Escurridizo eligió las palabras con cuidado.

—¿Por qué no muestras está cartulina al final de cada sesión?

—¿Y por qué iba a hacer semejante cosa?

—Porque alguien como Sham Harga, por ejemplo, te pagaría mu… bastante dinero.

Todos volvieron a mirar la cartulina.

—Yo he comido en Harga, La Casa de las Costillas —explicó Víctor—. Y no diría que es lo mejor. No, no es lo mejor. Dista mucho de ser lo mejor. —Meditó un instante—. En realidad, no se puede estar más lejos de ser lo mejor.

—Eso no importa —replicó Escurridizo con brusquedad—. Es intrascendente.

—Pero… —interrumpió Silverfish— si vamos por ahí diciendo que Harga, La Casa de las Costillas, es el mejor local de la ciudad, ¿qué van a pensar el resto de los restaurantes?

Escurridizo se apoyó de codos sobre la mesa.

—Pensarán —dijo lentamente—, «¿por qué no se nos ocurrió a nosotros antes?».

Se sentó. Silverfish le dirigió una brillante sonrisa de incomprensión.

—Haga el favor de explicarme eso último otra vez —solicitó.

—¡Querrán hacer exactamente lo mismo! —insistió Escurridizo.

—Ya veo —intervino Víctor—, Todos querrán que mostremos cartulinas en las que se diga «Harga, La Casa de las Costillas, no es el mejor restaurante de la ciudad, el mejor es el nuestro».

—Algo por el estilo, algo por el estilo —replicó Escurridizo bruscamente, mirándolo con atención—. Habrá que elaborar un poco más la formulación, pero sí, será algo por el estilo.

—Pero… pero… —Silverfish estaba haciendo un auténtico esfuerzo por seguir la conversación—. Eso a Harga no le haría ninguna gracia, ¿verdad?
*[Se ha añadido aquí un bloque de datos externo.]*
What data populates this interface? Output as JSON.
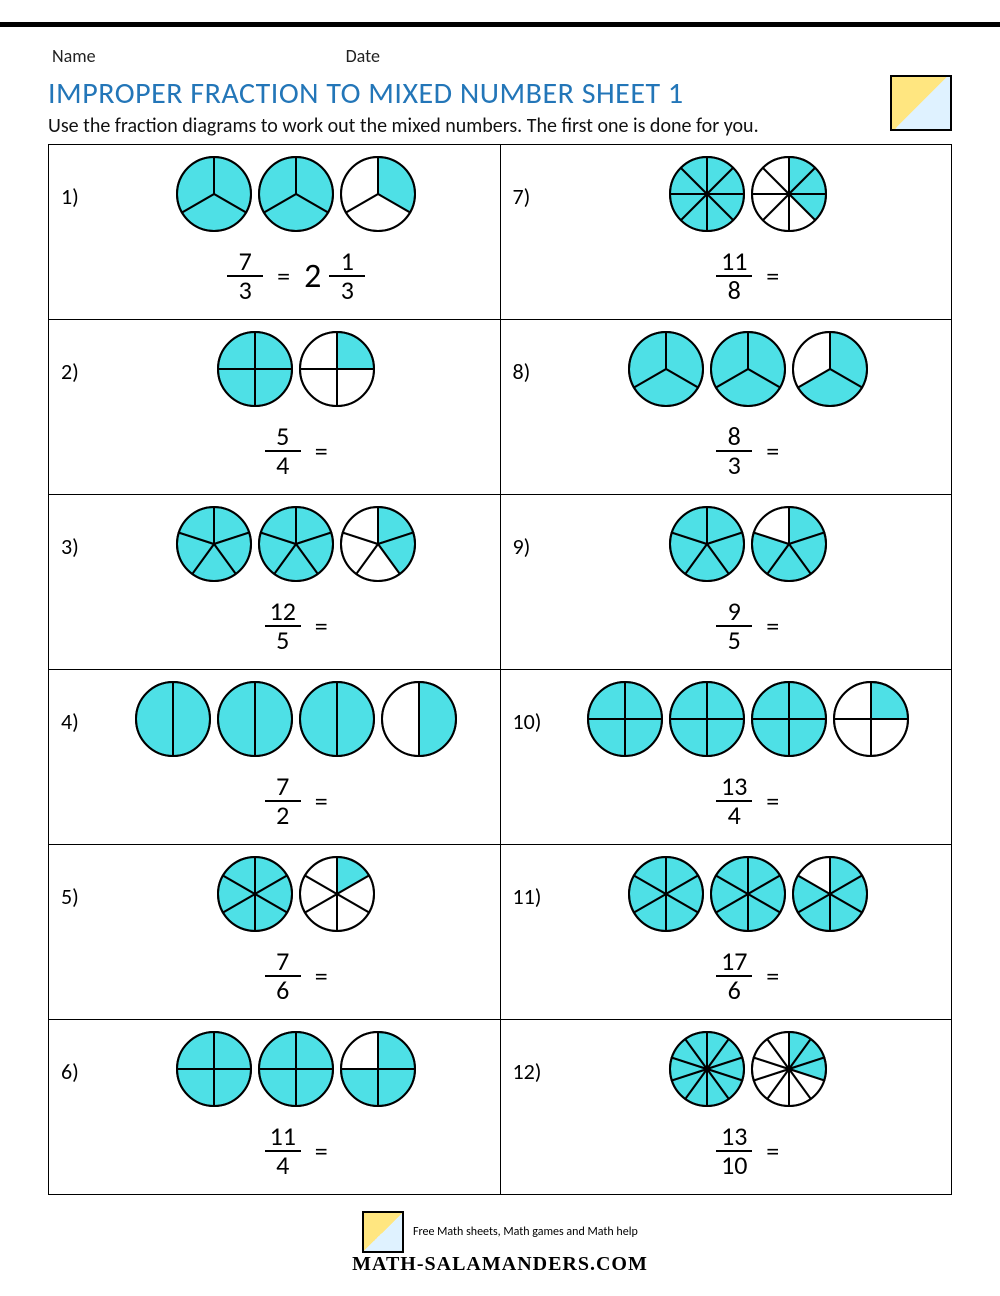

Si nos paga dinero por decir que su restaurante es el mejor, y luego aceptamos dinero de otros por decir que no es verdad, seguro que…
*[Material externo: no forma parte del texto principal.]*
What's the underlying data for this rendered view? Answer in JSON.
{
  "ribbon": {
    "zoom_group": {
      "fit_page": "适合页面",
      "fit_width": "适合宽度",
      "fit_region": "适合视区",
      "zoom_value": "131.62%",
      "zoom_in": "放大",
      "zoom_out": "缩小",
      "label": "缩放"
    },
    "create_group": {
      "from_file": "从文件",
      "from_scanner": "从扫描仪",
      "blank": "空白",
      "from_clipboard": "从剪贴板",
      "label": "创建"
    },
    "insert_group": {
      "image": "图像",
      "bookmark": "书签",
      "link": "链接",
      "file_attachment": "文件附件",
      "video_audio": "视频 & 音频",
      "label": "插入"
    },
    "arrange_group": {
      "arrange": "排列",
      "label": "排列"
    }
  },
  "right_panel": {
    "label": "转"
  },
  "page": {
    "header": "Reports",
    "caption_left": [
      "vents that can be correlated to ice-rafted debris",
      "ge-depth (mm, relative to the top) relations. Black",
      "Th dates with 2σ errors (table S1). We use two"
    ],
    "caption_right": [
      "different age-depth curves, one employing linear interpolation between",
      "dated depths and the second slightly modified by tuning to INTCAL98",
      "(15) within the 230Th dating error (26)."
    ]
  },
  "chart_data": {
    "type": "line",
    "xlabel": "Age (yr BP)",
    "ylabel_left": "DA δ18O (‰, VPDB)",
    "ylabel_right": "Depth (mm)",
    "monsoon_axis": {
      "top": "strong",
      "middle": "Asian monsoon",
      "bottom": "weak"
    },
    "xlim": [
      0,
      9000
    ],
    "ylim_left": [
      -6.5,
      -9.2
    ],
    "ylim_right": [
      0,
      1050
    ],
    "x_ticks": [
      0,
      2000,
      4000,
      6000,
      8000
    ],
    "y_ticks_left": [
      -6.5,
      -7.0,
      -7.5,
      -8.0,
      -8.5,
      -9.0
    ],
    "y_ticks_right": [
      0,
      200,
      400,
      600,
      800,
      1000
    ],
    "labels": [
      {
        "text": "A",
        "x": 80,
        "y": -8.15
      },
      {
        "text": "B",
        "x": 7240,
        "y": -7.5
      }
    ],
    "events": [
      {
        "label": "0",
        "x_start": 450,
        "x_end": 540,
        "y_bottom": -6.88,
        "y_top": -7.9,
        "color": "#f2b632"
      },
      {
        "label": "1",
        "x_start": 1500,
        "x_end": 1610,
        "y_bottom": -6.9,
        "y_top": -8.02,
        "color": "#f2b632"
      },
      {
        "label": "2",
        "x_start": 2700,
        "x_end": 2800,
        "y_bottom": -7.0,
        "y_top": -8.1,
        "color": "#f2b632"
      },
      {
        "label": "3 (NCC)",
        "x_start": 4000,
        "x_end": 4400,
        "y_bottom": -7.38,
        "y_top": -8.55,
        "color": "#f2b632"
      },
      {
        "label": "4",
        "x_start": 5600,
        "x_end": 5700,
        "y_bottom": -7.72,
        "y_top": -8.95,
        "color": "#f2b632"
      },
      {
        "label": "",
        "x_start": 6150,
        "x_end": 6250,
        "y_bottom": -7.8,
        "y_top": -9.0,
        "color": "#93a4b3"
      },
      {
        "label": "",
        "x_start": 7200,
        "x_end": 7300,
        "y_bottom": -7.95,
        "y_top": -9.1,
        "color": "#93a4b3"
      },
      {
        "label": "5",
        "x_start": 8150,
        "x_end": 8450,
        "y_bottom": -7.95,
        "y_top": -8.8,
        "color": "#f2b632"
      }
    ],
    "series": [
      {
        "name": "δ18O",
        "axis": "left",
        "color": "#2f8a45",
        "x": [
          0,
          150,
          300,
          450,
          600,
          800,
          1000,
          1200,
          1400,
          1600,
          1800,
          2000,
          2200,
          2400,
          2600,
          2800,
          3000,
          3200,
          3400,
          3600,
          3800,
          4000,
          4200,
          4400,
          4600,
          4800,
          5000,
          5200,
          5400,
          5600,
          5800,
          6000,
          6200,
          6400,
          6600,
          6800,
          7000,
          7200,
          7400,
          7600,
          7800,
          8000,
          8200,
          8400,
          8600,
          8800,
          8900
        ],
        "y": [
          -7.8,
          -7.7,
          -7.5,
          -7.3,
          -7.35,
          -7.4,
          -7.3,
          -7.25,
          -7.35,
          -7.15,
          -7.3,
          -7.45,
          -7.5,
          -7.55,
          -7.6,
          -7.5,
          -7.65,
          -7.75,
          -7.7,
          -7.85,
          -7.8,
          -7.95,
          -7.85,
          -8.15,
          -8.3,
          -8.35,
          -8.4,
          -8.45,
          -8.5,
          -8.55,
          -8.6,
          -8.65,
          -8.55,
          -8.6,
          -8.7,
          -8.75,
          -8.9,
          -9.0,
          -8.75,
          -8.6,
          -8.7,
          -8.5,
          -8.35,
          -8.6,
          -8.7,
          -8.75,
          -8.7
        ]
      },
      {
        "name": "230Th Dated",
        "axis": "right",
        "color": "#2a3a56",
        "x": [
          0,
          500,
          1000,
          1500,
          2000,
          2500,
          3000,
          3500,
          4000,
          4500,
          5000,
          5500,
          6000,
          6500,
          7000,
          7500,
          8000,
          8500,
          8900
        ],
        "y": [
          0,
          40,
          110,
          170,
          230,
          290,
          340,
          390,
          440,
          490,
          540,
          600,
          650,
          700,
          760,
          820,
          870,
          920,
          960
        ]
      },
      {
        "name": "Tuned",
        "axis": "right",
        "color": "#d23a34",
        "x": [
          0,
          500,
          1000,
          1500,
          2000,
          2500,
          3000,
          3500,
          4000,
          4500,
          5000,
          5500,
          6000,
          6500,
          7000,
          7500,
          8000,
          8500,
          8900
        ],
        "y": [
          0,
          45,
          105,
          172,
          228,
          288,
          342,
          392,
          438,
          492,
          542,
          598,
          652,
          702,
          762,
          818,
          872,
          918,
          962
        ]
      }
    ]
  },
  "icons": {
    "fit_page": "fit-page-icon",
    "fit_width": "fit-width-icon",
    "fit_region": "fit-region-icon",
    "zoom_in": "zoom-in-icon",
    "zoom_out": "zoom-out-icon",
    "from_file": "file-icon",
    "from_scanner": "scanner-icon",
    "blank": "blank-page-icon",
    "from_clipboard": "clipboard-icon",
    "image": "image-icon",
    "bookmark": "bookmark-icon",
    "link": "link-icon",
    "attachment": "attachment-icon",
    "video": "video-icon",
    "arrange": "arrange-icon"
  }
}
—Nos pagará más dinero —lo interrumpió Escurridizo—. Para que volvamos a decir que el suyo es el mejor, sólo que con letras aún mas grandes.

Todos lo miraron.

—¿De verdad cree que funcionará? —preguntó Silverfish, asombrado.

—Sí —se limitó a replicar Ruina—. Sólo tienes que escuchar a los vendedores ambulantes cualquier día por la mañana. No van por ahí gritando «Naranjas casi maduras, sólo un poco tocadas, precio razonable», ¿verdad? No, qué va, gritan «¡Prueba estas naranjas, están deliciosas!». Eso es tener visión comercial.

Volvió a apoyarse sobre el escritorio.

—Y, a mi entender —añadió—, eso es precisamente lo que falta por aquí.

—Algo hay de eso —asintió Silverfish débilmente.

—Además, el dinero —siguió Escurridizo, cuya voz era una palanca firmemente insertada en la grieta del realismo—, será muy útil para que sigas perfeccionando tu arte.

Silverfish se animó un poco.

—Eso es verdad —asintió—. Por ejemplo, hay que buscar alguna manera de incluir sonido en…

Ruina no le estaba prestando atención. Señaló el montón de cartones apoyados contra la pared.

—¿Qué es eso? —preguntó.

—Ah —dijo el alquimista—. Una idea mía. Pensamos que sería una buena… eh… visión comercial. —Saboreó las palabras como si se trataran de una nueva golosina deliciosa—. Se me ocurrió informar a la gente sobre las nuevas imágenes en acción que estamos preparando.